A characteristic of the conflict since 2016 has been the increasing “securitization of the State”, with the Commission documenting at least 47 first-hand accounts of individuals who have been arbitrarily arrested, detained and/or subjected to torture or cruel, inhuman or degrading treatment by state forces between December 2013 and late 2018.

Crimes of rape and sexual violence have also worsened since Commission’s last update in December 2017, with documented cases showing a surge in rapes between November and December 2018.
Clapham said that the most recent report had come in just this week about “ongoing fighting in the Yei river area in Central Equatorial between forces of the government and the National Salvation Front (otherwise known as the NAS).” “We are outraged by those reports,” Clapham told journalists. “There are thousands of civilians who have been forcibly displaced following a ‘scorched earth policy’ in which parties to the conflict are attacking the villages, torching homes, killing civilians and raping women and girls.”

At the same time, according to the Commission’s report, there has been “a marked decline” in fighting across the country – except in Central Equatoria and Western Bahr el Ghazal states - since the signing of the Revitalized Agreement on the Resolution of the Conflict in the Republic of South Sudan (R-ARCSS ) on 12 September 2018.

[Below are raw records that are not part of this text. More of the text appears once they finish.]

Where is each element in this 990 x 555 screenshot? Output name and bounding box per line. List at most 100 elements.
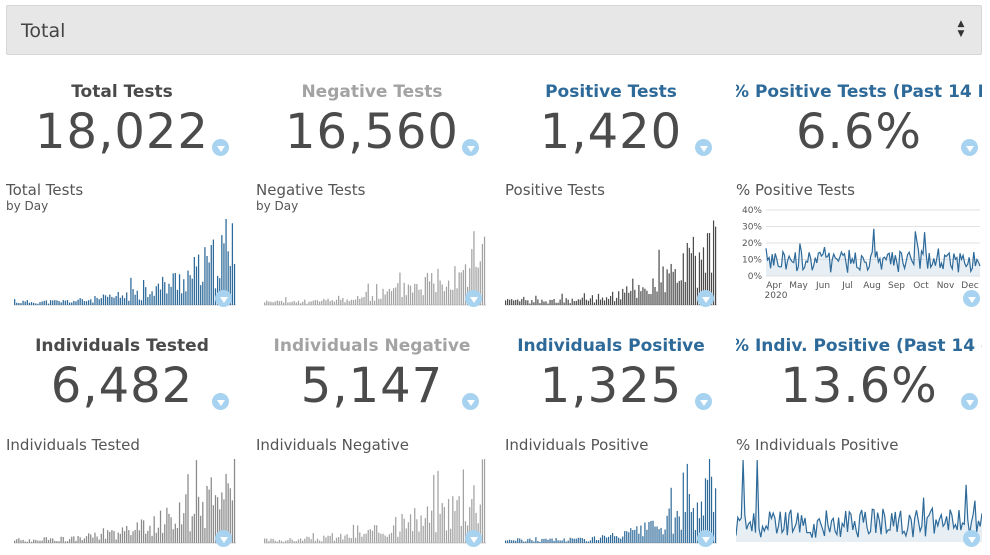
chart-bar [168, 283, 170, 305]
chart-bar [367, 530, 369, 543]
chart-bar [352, 300, 355, 305]
filter-icon[interactable] [212, 139, 229, 156]
chart-bar [79, 298, 81, 305]
chart-bar [304, 538, 306, 543]
chart-bar [612, 291, 614, 305]
chart-bar [113, 531, 115, 543]
filter-icon[interactable] [963, 530, 980, 547]
chart-bar [162, 532, 164, 543]
chart-bar [221, 235, 223, 305]
filter-icon[interactable] [215, 530, 232, 547]
chart-bar [509, 299, 511, 305]
metric-selector[interactable]: Total ▲ ▼ [6, 5, 982, 55]
chart-bar [195, 460, 198, 543]
chart-bar [340, 299, 342, 305]
filter-icon[interactable] [462, 393, 479, 410]
chart-bar [371, 296, 374, 305]
chart-bar [628, 292, 630, 305]
chart-bar [96, 297, 98, 305]
chart-bar [660, 282, 662, 305]
chart-bar [344, 302, 346, 305]
chart-bar [155, 532, 157, 543]
chart-bar [481, 459, 484, 543]
chart-bar [64, 541, 67, 543]
chart-bar [523, 296, 525, 305]
chart-bar [599, 299, 602, 305]
chart-bar [115, 295, 117, 305]
chart-bar [454, 266, 456, 305]
chart-bar [33, 539, 35, 543]
chart-bar [409, 514, 412, 543]
chart-bar [321, 541, 323, 543]
filter-icon[interactable] [465, 530, 482, 547]
chart-bar [47, 303, 50, 305]
chart-bar [670, 487, 672, 543]
chart-bar [304, 299, 306, 305]
chart-bar [285, 297, 287, 305]
chart-bar [77, 299, 79, 305]
chart-bar [680, 280, 682, 305]
chart-bar [676, 282, 678, 305]
filter-icon[interactable] [697, 290, 714, 307]
filter-icon[interactable] [961, 139, 978, 156]
x-tick-label: Nov [937, 281, 955, 291]
chart-bar [571, 538, 573, 543]
select-arrows-icon[interactable]: ▲ ▼ [957, 19, 965, 39]
chart-bar [710, 476, 713, 543]
chart-bar [407, 522, 410, 543]
chart-bar [618, 291, 620, 305]
chart-bar [390, 532, 393, 543]
filter-icon[interactable] [462, 139, 479, 156]
chart-bar [644, 522, 646, 543]
chart-bar [694, 530, 696, 543]
chart-bar [145, 287, 147, 305]
chart-bar [565, 541, 567, 543]
chart-sublabel: by Day [256, 199, 299, 213]
chart-bar [505, 540, 507, 543]
chart-bar [346, 534, 348, 543]
chart-bar [297, 300, 300, 305]
chart-bar [168, 513, 170, 543]
chart-bar [229, 488, 231, 543]
chart-bar [473, 485, 475, 543]
chart-bar [537, 541, 539, 543]
filter-icon[interactable] [961, 393, 978, 410]
filter-icon[interactable] [695, 393, 712, 410]
chart-bar [636, 297, 638, 305]
chart-bar [527, 300, 529, 305]
chart-bar [176, 289, 179, 305]
chart-bar [431, 510, 433, 543]
chart-bar [83, 301, 86, 305]
chart-bar [92, 537, 94, 543]
chart-bar [174, 523, 176, 543]
chart-bar [157, 527, 160, 543]
filter-icon[interactable] [465, 290, 482, 307]
chart-bar [533, 302, 535, 305]
chart-bar [674, 517, 676, 543]
chart-bar [200, 515, 202, 543]
chart-bar [567, 540, 569, 543]
chart-bar [601, 535, 604, 543]
bar-chart-total-tests [14, 219, 236, 306]
filter-icon[interactable] [695, 139, 712, 156]
chart-bar [183, 513, 185, 543]
chart-bar [287, 302, 289, 305]
chart-bar [202, 281, 204, 305]
chart-bar [686, 242, 688, 305]
chart-bar [350, 538, 352, 543]
chart-bar [605, 297, 608, 305]
chart-bar [620, 299, 622, 305]
chart-bar [563, 538, 565, 543]
chart-bar [549, 299, 551, 305]
chart-bar [291, 301, 293, 305]
chart-area [736, 460, 982, 542]
filter-icon[interactable] [212, 393, 229, 410]
chart-bar [151, 535, 153, 543]
chart-bar [658, 249, 660, 305]
chart-bar [505, 300, 507, 305]
filter-icon[interactable] [963, 290, 980, 307]
chart-bar [16, 302, 18, 305]
filter-icon[interactable] [215, 290, 232, 307]
chart-bar [575, 538, 577, 543]
filter-icon[interactable] [697, 530, 714, 547]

“With regards to the rest of the country, I suppose we are a little more hopeful following the signing of the Revitalized Agreement on the resolution of the conflict five months ago, but the situation in the Equatorias remains extremely volatile”, Clapham acknowledged.

Noting that a lack of accountability for decades of violence during the struggle for independence helped to fuel the current conflict in South Sudan, the report stresses that sustainable peace requires a tangible and credible pursuit of accountability and justice that meets the needs of thousands of victims, highlighting the importance of implementing the resolutions of the agreement and bringing those accountable for possible war crimes, to justice.

Calling out to those concerned, Clapham said,“There have been human rights violations including again rape and sexual violence and we consider that those crimes could amount to war crimes and we are urging the government and the parties to take urgent steps to implement the resolutions in the Revitalized Peace Agreement and indeed to investigate and prosecute those crimes.”

The Commission also acknowledged a link between the conflict and the political economy of South Sudan, where even before independence, there were concerns about the misappropriation of natural resources, particularly oil. The oil producing areas of the country have become increasingly militarized by Government forces, including by the National Security Services, which have expanded their involvement in the oil sector. Clapham underlined that organizations involved “in oil extraction in that area [who] are asked to assist one side or the other, could be accused of complicity in war crimes.” The report also highlights how oil revenues, and income from other natural resources such as illegal teak logging, have continued to fund the war, enabling resulting human rights violations.

The Commission also called on the region and wider international community to invest politically and materially in the Transitional Justice agenda in South Sudan of which victims, vulnerable communities especially women and those internally displaced and refugees are core stakeholders. Clapham reiterated that the mandate of the committee includes "not only the monitoring of the human rights situation but also technical assistance to the government with respect to the transitional justice processes, that includes the truth and reconciliation or truth and healing process as well as the compensation process. Now neither of those entities have been established yet. We have had some quite constructive meetings with the Minister of Justice here in Geneva on how you might do that. So although it might sound self-serving, I don’t think necessarily that our job is over.”

The report will be submitted to the Human Rights Council on 12 March 2019.